Figure 6. Specific lysis of DPE-GFP⁺ PVM by ΔHla S. aureus in vivo

(a) Intravital multi-photon images showing phagocytosis of WT and ΔHla S. aureus (red) by DPE-GFP⁺ macrophages (green). Single cell images have been rotated to highlight bacterial uptake (arrows). A GFP⁺ macrophage that is lysed during the course of the video is circled. HF, autofluorescent hair follicle. Data are representative of n=2 mice/group from one of two independent experiments. (b) Intravital multi-photon images of ear skin of DPE-GFP mice (macrophage, MΦ) 2h p.i. with RFP-expressing WT S. aureus, ΔHla S. aureus or fluorescent beads.

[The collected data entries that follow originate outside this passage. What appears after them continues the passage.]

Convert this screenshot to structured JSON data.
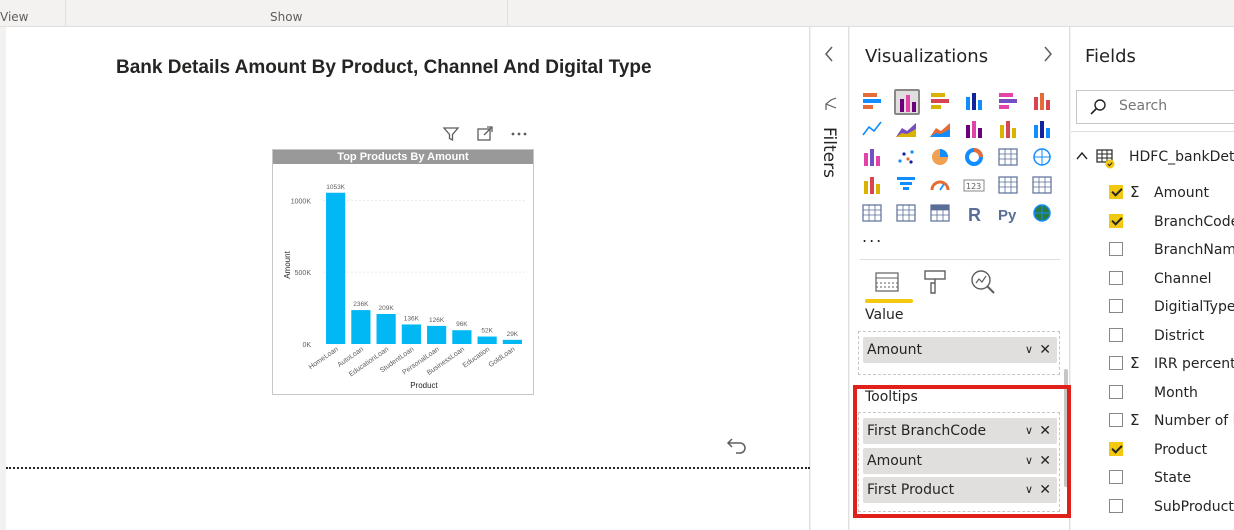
{
  "ribbon": {
    "view_label": "View",
    "show_label": "Show"
  },
  "report": {
    "title": "Bank Details Amount By Product, Channel And Digital Type"
  },
  "visual": {
    "title": "Top Products By Amount",
    "header_icons": [
      "filter-icon",
      "focus-mode-icon",
      "more-options-icon"
    ]
  },
  "chart_data": {
    "type": "bar",
    "title": "Top Products By Amount",
    "xlabel": "Product",
    "ylabel": "Amount",
    "categories": [
      "HomeLoan",
      "AutoLoan",
      "EducationLoan",
      "StudentLoan",
      "PersonalLoan",
      "BusinessLoan",
      "Education",
      "GoldLoan"
    ],
    "values": [
      1053,
      236,
      209,
      136,
      126,
      96,
      52,
      29
    ],
    "data_labels": [
      "1053K",
      "236K",
      "209K",
      "136K",
      "126K",
      "96K",
      "52K",
      "29K"
    ],
    "yticks": [
      0,
      500,
      1000
    ],
    "ytick_labels": [
      "0K",
      "500K",
      "1000K"
    ],
    "ylim": [
      0,
      1100
    ],
    "grid": true,
    "bar_color": "#01b8f5"
  },
  "filters": {
    "label": "Filters"
  },
  "visualizations": {
    "title": "Visualizations",
    "more": "...",
    "icons": [
      "stacked-bar-icon",
      "stacked-column-icon",
      "clustered-bar-icon",
      "clustered-column-icon",
      "100-stacked-bar-icon",
      "100-stacked-column-icon",
      "line-chart-icon",
      "area-chart-icon",
      "stacked-area-icon",
      "line-column-icon",
      "line-clustered-column-icon",
      "ribbon-chart-icon",
      "waterfall-icon",
      "scatter-icon",
      "pie-icon",
      "donut-icon",
      "treemap-icon",
      "map-icon",
      "filled-map-icon",
      "funnel-icon",
      "gauge-icon",
      "card-icon",
      "multi-row-card-icon",
      "kpi-icon",
      "slicer-icon",
      "table-icon",
      "matrix-icon",
      "r-visual-icon",
      "python-visual-icon",
      "arcgis-icon"
    ],
    "selected_icon": "stacked-column-icon",
    "value_label": "Value",
    "value_fields": [
      "Amount"
    ],
    "tooltips_label": "Tooltips",
    "tooltip_fields": [
      "First BranchCode",
      "Amount",
      "First Product"
    ]
  },
  "fields": {
    "title": "Fields",
    "search_placeholder": "Search",
    "table_name": "HDFC_bankDetails",
    "items": [
      {
        "label": "Amount",
        "sigma": true,
        "checked": true
      },
      {
        "label": "BranchCode",
        "sigma": false,
        "checked": true
      },
      {
        "label": "BranchName",
        "sigma": false,
        "checked": false
      },
      {
        "label": "Channel",
        "sigma": false,
        "checked": false
      },
      {
        "label": "DigitialType",
        "sigma": false,
        "checked": false
      },
      {
        "label": "District",
        "sigma": false,
        "checked": false
      },
      {
        "label": "IRR percentage",
        "sigma": true,
        "checked": false
      },
      {
        "label": "Month",
        "sigma": false,
        "checked": false
      },
      {
        "label": "Number of loans",
        "sigma": true,
        "checked": false
      },
      {
        "label": "Product",
        "sigma": false,
        "checked": true
      },
      {
        "label": "State",
        "sigma": false,
        "checked": false
      },
      {
        "label": "SubProduct",
        "sigma": false,
        "checked": false
      }
    ]
  },
  "colors": {
    "accent": "#f2c811",
    "highlight": "#e0201b",
    "bar": "#01b8f5"
  }
}
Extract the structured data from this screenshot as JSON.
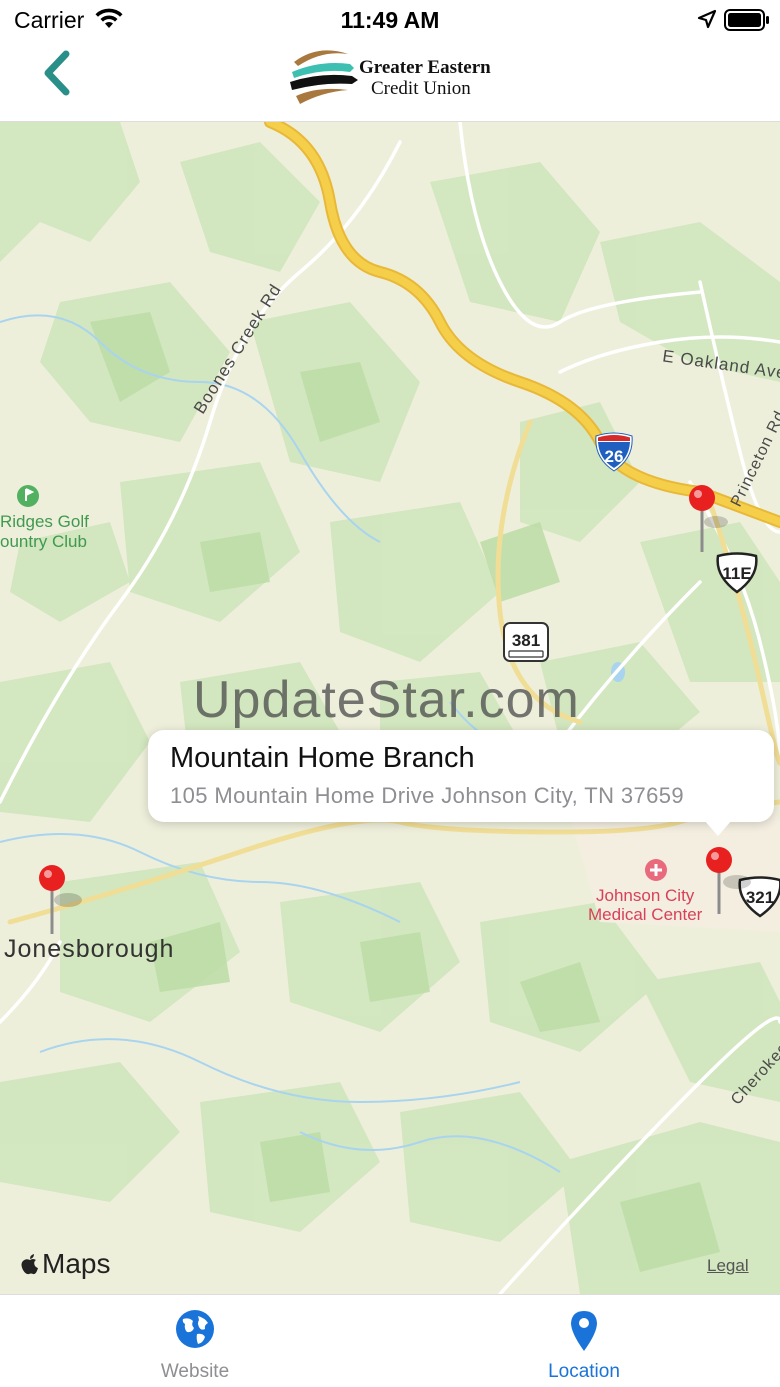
{
  "status_bar": {
    "carrier": "Carrier",
    "time": "11:49 AM"
  },
  "nav": {
    "brand_line1": "Greater Eastern",
    "brand_line2": "Credit Union",
    "back_icon": "chevron-left-icon",
    "accent_color": "#2a8f88"
  },
  "map": {
    "labels": {
      "boones_creek_rd": "Boones Creek Rd",
      "e_oakland_ave": "E Oakland Ave",
      "princeton_rd": "Princeton Rd",
      "golf_club": "Ridges Golf\nountry Club",
      "jonesborough": "Jonesborough",
      "medical_center": "Johnson City\nMedical Center",
      "cherokee": "Cherokee"
    },
    "shields": {
      "interstate": "26",
      "state_route": "381",
      "us_route_11e": "11E",
      "us_route_321": "321"
    },
    "watermark": "UpdateStar.com",
    "attribution": "Maps",
    "legal": "Legal",
    "pin_color": "#e8201f"
  },
  "callout": {
    "title": "Mountain Home Branch",
    "address": "105 Mountain Home Drive Johnson City, TN  37659"
  },
  "tabs": [
    {
      "label": "Website",
      "icon": "globe-icon",
      "active": false
    },
    {
      "label": "Location",
      "icon": "map-pin-icon",
      "active": true
    }
  ],
  "colors": {
    "tab_active": "#1a73d9",
    "tab_inactive": "#8e8e93",
    "interstate_blue": "#1f5fbf",
    "highway_yellow": "#f6cf4a"
  }
}
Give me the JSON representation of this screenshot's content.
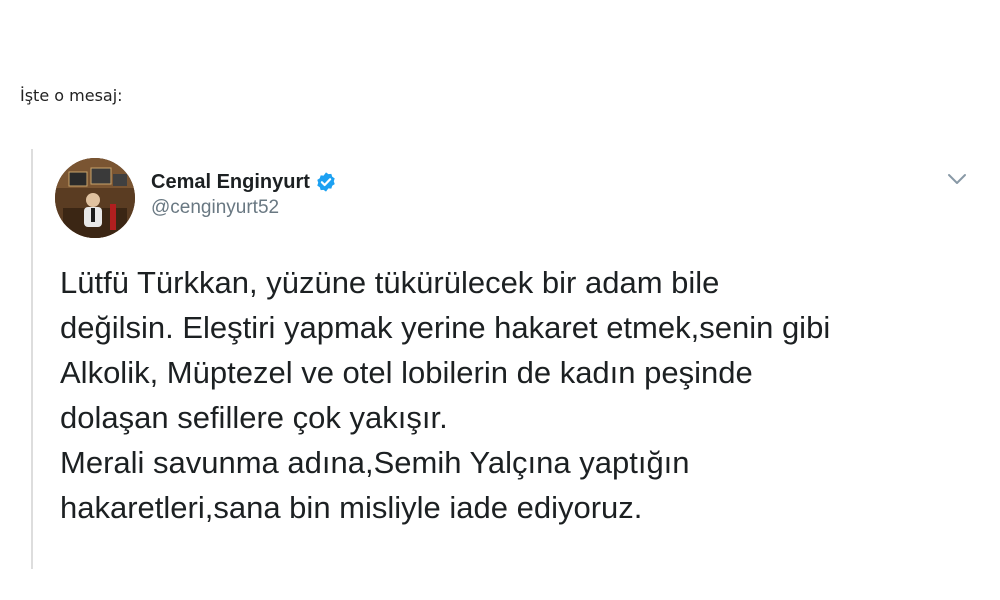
{
  "intro_text": "İşte o mesaj:",
  "tweet": {
    "display_name": "Cemal Enginyurt",
    "handle": "@cenginyurt52",
    "verified": true,
    "icons": {
      "verified": "verified-badge-icon",
      "menu": "chevron-down-icon"
    },
    "accent_color": "#1da1f2",
    "lines": [
      "Lütfü Türkkan, yüzüne tükürülecek bir adam bile",
      "değilsin. Eleştiri yapmak yerine hakaret etmek,senin gibi",
      "Alkolik, Müptezel ve otel lobilerin de kadın peşinde",
      "dolaşan sefillere çok yakışır.",
      "Merali savunma adına,Semih Yalçına yaptığın",
      "hakaretleri,sana bin misliyle iade ediyoruz."
    ]
  }
}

Effects of WT S. aureus infection in ear skin on dermal dendritic cells (CD11c-YFP⁺) or γδ T cells (CXCR6-GFP⁺) are also shown. Scale bar, 60 μm. Numbers represent time in hr:min:sec, Pooled data from 2 independent experiments are shown. n=6 for PVM from DPE-GFP mice infected with WT S. aureus and n=3 mice for all other groups. (c) Graph representing quantitative analysis of macrophage, DC, and T cells as shown in (b). Keratinocyte death (Kerat) was analyzed in mT/mG mice using WT S. aureus. Bars represent mean±SEM. Statistical analysis was performed using one-way ANOVA and Bonferroni’s multiple comparison test. (d) absolute numbers of neutrophils with phagocytosed RFP-expressing WT or ΔHla S. aureus in the skin 12h p.i. Data show mean±SD of 3 mice/group and are representative of two independent experiments. Error bars indicate SD. **P<0.01; n.s., not significant.